13 Nisan Salı, gayrimeşru rektör atamasına karşı başlattığımız direnişin yüzüncü günüydü. Kararlı ve uzun vadeli direnişimizin bu önemli dönüm noktasını, tüm Boğaziçi bileşenlerinin katılımıyla gerçekleştirilen renkli bir şenlik ortamında yaşadık. Mezunlarımızın ve misafirlerimizin kampüse girişlerine konulan engellere, öğrencilerimizin hazırladığı afişlere el konulmasına rağmen 100. gün etkinlikleri, Boğaziçi Üniversitesi’nin çoğulcu, özgürlükçü ve yaratıcı sosyal ortamının canlı bir ifadesi oldu. Gün boyunca öğretim üyesi ve öğrencilerin ortaklaşa gerçekleştirdiği atölyeler, performanslar ve konserlerle süren etkinlikler akşam yeryüzü iftarıyla son buldu. Direnişimizin 100. günü tüm baskılara, yaşanan tüm zorluklara rağmen Boğaziçi’nin gülen yüzünün, barışçıl, yapıcı ve kapsayıcı atmosferinin tüm bileşenlerince korunduğunu, ümitle ve kararlılıkla da korunacağını gösterdi.
Bizler kampüsümüzün canlı ve çoğulcu sosyal ortamını korurken atanmış rektörlüğün yıkmaya çalıştığı katılımcı yönetim kültürümüzü ve pratiklerimizi de yaşatmaya devam ediyoruz. Atanmış yönetim tarafından askıya alınmış olan Fen Bilimleri Enstitüsü seçimleri geçen hafta öğretim üyelerinin özgür inisiyatifiyle gerçekleştirildi. Öğretim üyelerimiz kendilerine dayatılan ve iradelerini çiğneyen, kurumumuzun oturmuş teamül ve demokratik geleneklerine ters düşen yönetici belirleme modelini kabul etmediler.
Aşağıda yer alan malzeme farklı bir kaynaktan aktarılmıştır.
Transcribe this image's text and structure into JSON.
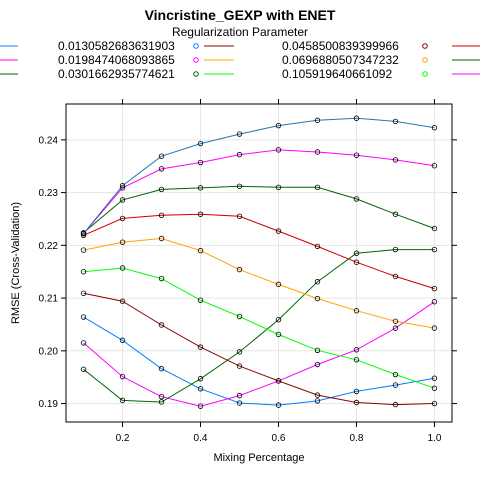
{
  "chart_data": {
    "type": "line",
    "title": "Vincristine_GEXP with ENET",
    "xlabel": "Mixing Percentage",
    "ylabel": "RMSE (Cross-Validation)",
    "legend_title": "Regularization Parameter",
    "legend_placement": "top",
    "grid": true,
    "xlim": [
      0.055,
      1.045
    ],
    "ylim": [
      0.1865,
      0.2468
    ],
    "x_ticks": [
      0.2,
      0.4,
      0.6,
      0.8,
      1.0
    ],
    "x_tick_labels": [
      "0.2",
      "0.4",
      "0.6",
      "0.8",
      "1.0"
    ],
    "y_ticks": [
      0.19,
      0.2,
      0.21,
      0.22,
      0.23,
      0.24
    ],
    "y_tick_labels": [
      "0.19",
      "0.20",
      "0.21",
      "0.22",
      "0.23",
      "0.24"
    ],
    "x": [
      0.1,
      0.2,
      0.3,
      0.4,
      0.5,
      0.6,
      0.7,
      0.8,
      0.9,
      1.0
    ],
    "series": [
      {
        "name": "0.0130582683631903",
        "color": "#0080ff",
        "values": [
          0.2064,
          0.202,
          0.1966,
          0.1928,
          0.1901,
          0.1897,
          0.1905,
          0.1923,
          0.1935,
          0.1948
        ]
      },
      {
        "name": "0.0198474068093865",
        "color": "#ff00ff",
        "values": [
          0.2015,
          0.1951,
          0.1913,
          0.1895,
          0.1915,
          0.1943,
          0.1974,
          0.2002,
          0.2043,
          0.2093
        ]
      },
      {
        "name": "0.0301662935774621",
        "color": "#006400",
        "values": [
          0.1965,
          0.1906,
          0.1903,
          0.1947,
          0.1998,
          0.2059,
          0.2131,
          0.2185,
          0.2192,
          0.2192
        ]
      },
      {
        "name": "0.0458500839399966",
        "color": "#8b0000",
        "values": [
          0.2109,
          0.2094,
          0.2049,
          0.2007,
          0.1971,
          0.1943,
          0.1916,
          0.1902,
          0.1898,
          0.19
        ]
      },
      {
        "name": "0.0696880507347232",
        "color": "#ffa500",
        "values": [
          0.2191,
          0.2206,
          0.2213,
          0.219,
          0.2154,
          0.2126,
          0.2099,
          0.2076,
          0.2056,
          0.2043
        ]
      },
      {
        "name": "0.105919640661092",
        "color": "#00ff00",
        "values": [
          0.215,
          0.2157,
          0.2137,
          0.2096,
          0.2065,
          0.2031,
          0.2001,
          0.1983,
          0.1955,
          0.1929
        ]
      },
      {
        "name": "",
        "color": "#cc0000",
        "values": [
          0.2219,
          0.2251,
          0.2257,
          0.2259,
          0.2255,
          0.2227,
          0.2198,
          0.2168,
          0.2141,
          0.2118
        ]
      },
      {
        "name": "",
        "color": "#006400",
        "values": [
          0.2224,
          0.2286,
          0.2306,
          0.2309,
          0.2312,
          0.231,
          0.231,
          0.2288,
          0.2259,
          0.2232
        ]
      },
      {
        "name": "",
        "color": "#ff00ff",
        "values": [
          0.2222,
          0.2309,
          0.2345,
          0.2357,
          0.2372,
          0.2381,
          0.2377,
          0.2371,
          0.2362,
          0.2351
        ]
      },
      {
        "name": "",
        "color": "#1f78b4",
        "values": [
          0.2222,
          0.2313,
          0.2369,
          0.2393,
          0.2411,
          0.2427,
          0.2437,
          0.2441,
          0.2435,
          0.2423
        ]
      }
    ]
  }
}
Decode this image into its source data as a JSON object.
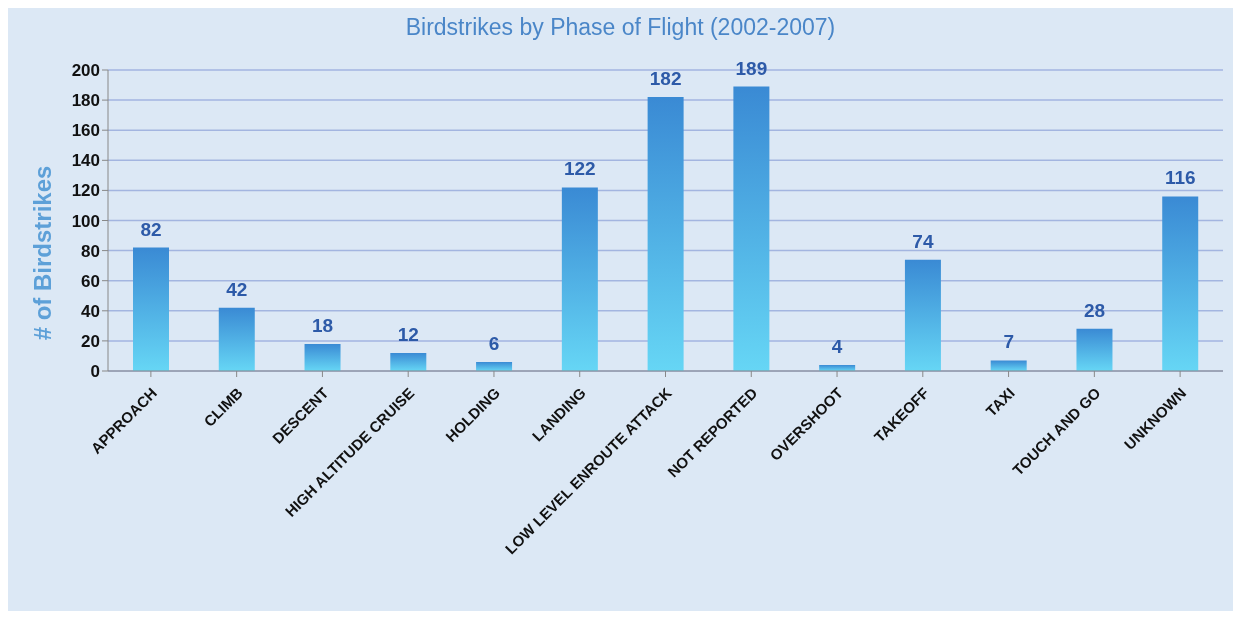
{
  "chart_data": {
    "type": "bar",
    "title": "Birdstrikes by Phase of Flight (2002-2007)",
    "ylabel": "# of Birdstrikes",
    "categories": [
      "APPROACH",
      "CLIMB",
      "DESCENT",
      "HIGH ALTITUDE CRUISE",
      "HOLDING",
      "LANDING",
      "LOW LEVEL ENROUTE ATTACK",
      "NOT REPORTED",
      "OVERSHOOT",
      "TAKEOFF",
      "TAXI",
      "TOUCH AND GO",
      "UNKNOWN"
    ],
    "values": [
      82,
      42,
      18,
      12,
      6,
      122,
      182,
      189,
      4,
      74,
      7,
      28,
      116
    ],
    "color": "#3a8ad4",
    "ylim": [
      0,
      200
    ],
    "yticks": [
      0,
      20,
      40,
      60,
      80,
      100,
      120,
      140,
      160,
      180,
      200
    ],
    "grid": "y",
    "data_labels": true,
    "legend": false
  }
}
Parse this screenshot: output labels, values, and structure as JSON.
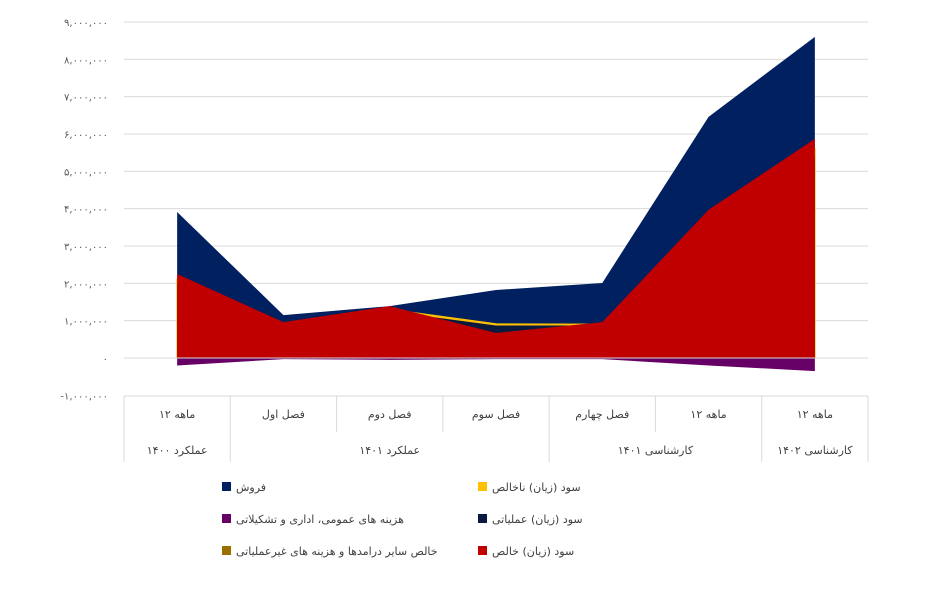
{
  "chart_data": {
    "type": "area",
    "title": "",
    "xlabel": "",
    "ylabel": "",
    "ylim": [
      -1000000,
      9000000
    ],
    "y_ticks": [
      -1000000,
      0,
      1000000,
      2000000,
      3000000,
      4000000,
      5000000,
      6000000,
      7000000,
      8000000,
      9000000
    ],
    "y_tick_labels": [
      "-۱,۰۰۰,۰۰۰",
      "۰",
      "۱,۰۰۰,۰۰۰",
      "۲,۰۰۰,۰۰۰",
      "۳,۰۰۰,۰۰۰",
      "۴,۰۰۰,۰۰۰",
      "۵,۰۰۰,۰۰۰",
      "۶,۰۰۰,۰۰۰",
      "۷,۰۰۰,۰۰۰",
      "۸,۰۰۰,۰۰۰",
      "۹,۰۰۰,۰۰۰"
    ],
    "grid": true,
    "legend_position": "bottom",
    "categories": [
      "۱۲ ماهه",
      "فصل اول",
      "فصل دوم",
      "فصل سوم",
      "فصل چهارم",
      "۱۲ ماهه",
      "۱۲ ماهه"
    ],
    "category_groups": [
      {
        "label": "عملکرد ۱۴۰۰",
        "span": 1
      },
      {
        "label": "عملکرد ۱۴۰۱",
        "span": 3
      },
      {
        "label": "کارشناسی ۱۴۰۱",
        "span": 2
      },
      {
        "label": "کارشناسی ۱۴۰۲",
        "span": 1
      }
    ],
    "series": [
      {
        "name": "فروش",
        "color": "#002060",
        "values": [
          3910000,
          1150000,
          1390000,
          1820000,
          2010000,
          6460000,
          8600000
        ]
      },
      {
        "name": "سود (زیان) ناخالص",
        "color": "#FFC000",
        "values": [
          2100000,
          900000,
          1300000,
          910000,
          900000,
          3800000,
          5600000
        ]
      },
      {
        "name": "هزینه های عمومی، اداری و تشکیلاتی",
        "color": "#660066",
        "values": [
          -200000,
          -30000,
          -50000,
          -30000,
          -30000,
          -200000,
          -350000
        ]
      },
      {
        "name": "سود (زیان) عملیاتی",
        "color": "#0A1A3F",
        "values": [
          2000000,
          870000,
          1250000,
          870000,
          870000,
          3700000,
          5400000
        ]
      },
      {
        "name": "خالص سایر درامدها و هزینه های غیرعملیاتی",
        "color": "#9C6F00",
        "values": [
          50000,
          20000,
          20000,
          20000,
          20000,
          50000,
          50000
        ]
      },
      {
        "name": "سود (زیان) خالص",
        "color": "#C00000",
        "values": [
          2250000,
          960000,
          1390000,
          670000,
          960000,
          3970000,
          5870000
        ]
      }
    ]
  }
}
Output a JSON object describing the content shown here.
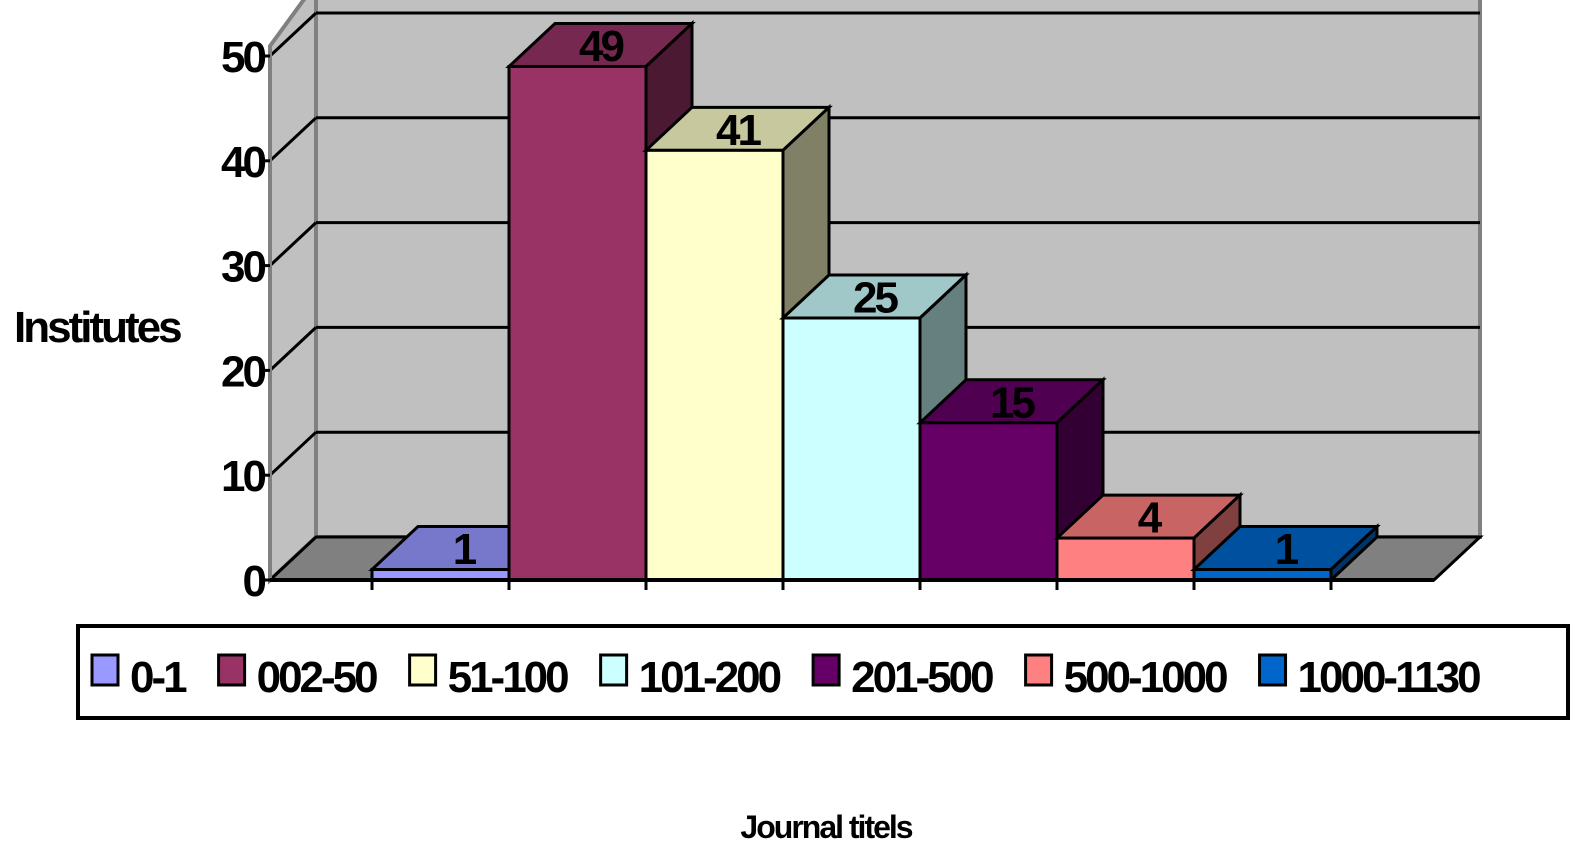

Yıllardır etkin bir şekilde uygulanagelen ve senatomuz tarafından kuralları tanınmış olan seçim sürecini işleterek, Sosyal Bilimler Enstitüsü örneğinde olduğu gibi, Fen Bilimleri Enstitüsü’nde de yeni müdürü belirlediler. Atanmış yönetimin üniversitemizin kurumsal bütünlüğüne ve gerçekleşmiş olan meşru seçim sürecinin sonuçlarına saygı duymasını bekliyoruz. Fen Bilimleri Enstitüsü’ne bağlı tüm bölüm mensuplarının özgür iradesiyle ve oy çoğunluğuyla seçilmiş olan Prof. Naz Zeynep Atay’ın enstitü müdürlüğüne atanmasını talep ediyoruz.
Bu bülteni kaleme almadan birkaç saat önce ise Yabancı Diller Yüksek Okulu (YADYOK) müdürü olarak Aysun Balkan'ın atandığını öğrendik. YADYOK hocaları ile hiçbir istişareye gerek görülmeden yapılan bu atama, bölümlere bildirilmesine rağmen YADYOK hocalarına hâlen resmen duyurulmadı. Okulumuzun temelini oluşturan YADYOK ve hocaları meselenin birincil muhataplarıdır. Onların iradelerine yapılan bu haksız müdahaleyi kınıyoruz.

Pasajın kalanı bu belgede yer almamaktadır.